The profile function described above (which uses Python’s inbuilt profiling) only reports time spent inside functions, but gives no information about how that time is spent. There is also an optional line-by-line profiling package available that gives information about how the time is spent inside one or two specific functions. So, for instance, if you have a function that does various operations on arrays, you can now see how long all those operations take relative to each other. That might allow you to identify a bottleneck in the function easily. (Note that before doing a line-by-line profile of a function, you should previously have identified that function as a bottleneck using the profiling function described earlier. Otherwise, optimizing the function will result in little performance gain overall.)
The line-by-line profiling package is not yet built by default.

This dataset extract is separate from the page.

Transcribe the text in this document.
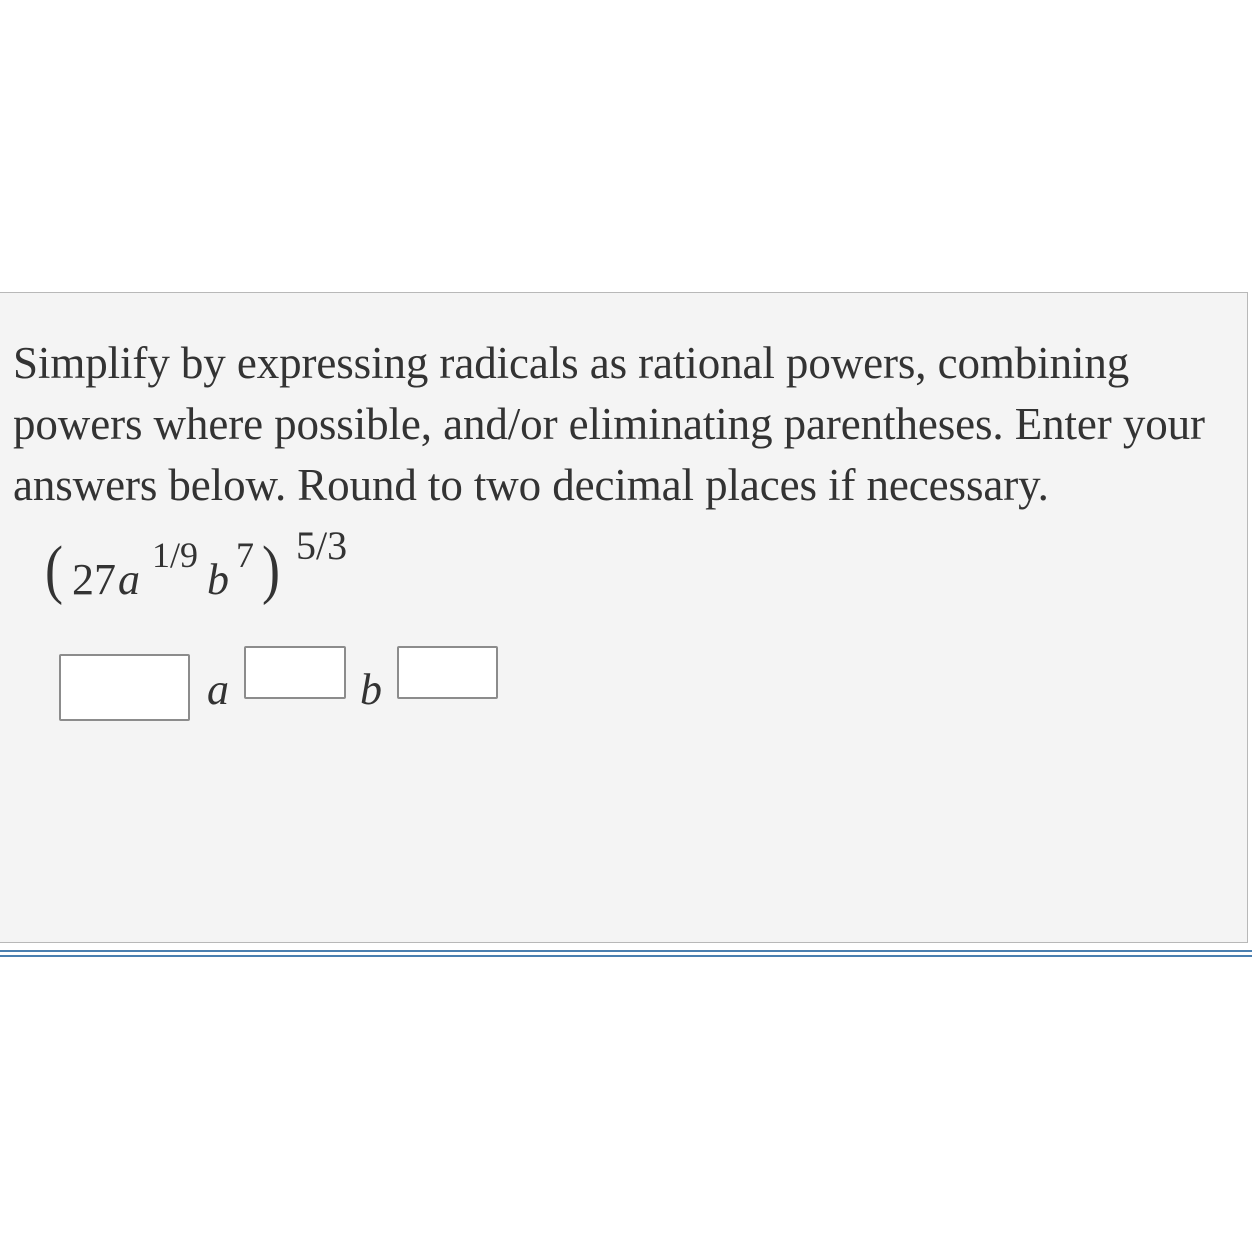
Simplify by expressing radicals as rational powers, combining powers where possible, and/or eliminating parentheses. Enter your answers below. Round to two decimal places if necessary.

( 27 a 1/9 b 7 ) 5/3
a	b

If you want to build it, execute the following from your Topographica directory:
$ make -C external line_profiler
Then, the easiest way to use the new package is to:
put the following two lines into ~/ipy_user_conf.py (in the main() function):
import line_profiler
ip.expose_magic('lprun',line_profiler.magic_lprun)
use %lprun from the Topographica prompt
To profile topo.base.cf.ConnectionField’s _create_input_sheet_slice() method while starting the lissom.ty script:
$ ./topographica
topo_t000000.00_c1>>> from topo.base.cf import ConnectionField
topo_t000000.00_c2>>> %lprun -f ConnectionField._create_input_sheet_slice execfile("examples/lissom.ty")
To profile calling of topo.transferfn.HomeoStaticMaxEnt while Topographica is running:
$ ./topographica -i contrib/lesi.ty
topo_t000000.00_c1>>> from topo.transferfn import HomeostaticMaxEnt
topo_t000000.00_c2>>> %lprun -f HomeostaticMaxEnt.__call__ topo.sim.run(30)
The output you get is something like this:
Timer unit: 1e-06 s
File: /disk/data1/workspace/v1cball/topographica/topo/transferfn/basic.py
Function: __call__ at line 749
Total time: 0.955004 s
Line Hits Time PerHit %Time Line Contents
================================================
749 def __call__(self,x):
750 450 13003 28.9 1.4 if self.first_call:
751 1 9 9.0 0.0 self.first_call = False
752 1 20 20.0 0.0 if self.a_init==None:
753 1 817 817.0 0.1 self.a = self.random_generator.uniform(low=10, high=20,size=x.shape)
754 else:
755 self.a = ones(x.shape, x.dtype.char) * self.a_init
756 1 27 27.0 0.0 if self.b_init==None:
757 1 411 411.0 0.0 self.b = self.random_generator.uniform(low=-8.0, high=-4.0,size=x.shape)
758 else:
759 self.b = ones(x.shape, x.dtype.char) * self.b_init
760 1 128 128.0 0.0 self.y_avg = zeros(x.shape, x.dtype.char)
761
762 # Apply sigmoid function to x, resulting in what Triesch calls y
763 450 88485 196.6 9.3 x_orig = copy.copy(x)
764
765 450 24277 53.9 2.5 x *= 0.0
766 450 662809 1472.9 69.4 x += 1.0 / (1.0 + exp(-(self.a*x_orig + self.b)))
767
768
769 450 5979 13.3 0.6 self.n_step += 1
770 450 34237 76.1 3.6 if self.n_step == self.step:
771 30 253 8.4 0.0 self.n_step = 0
772 30 654 21.8 0.1 if self.plastic:
773 30 19448 648.3 2.0 self.y_avg = (1.0-self.smoothing)*x + self.smoothing*self.y_avg
774
775 # Update a and b
776 30 65652 2188.4 6.9 self.a += self.eta * (1.0/self.a + x_orig - (2.0 + 1.0/self.mu)*...
777 30 38795 1293.2 4.1 self.b += self.eta * (1.0 - (2.0 + 1.0/self.mu)*x + x*x/self.mu)
From this output, you can see that 69.4% of the time is spent in line 766, which is thus the best place to start optimizing (e.g. by using a lookup table for the sigmoid function, in this case).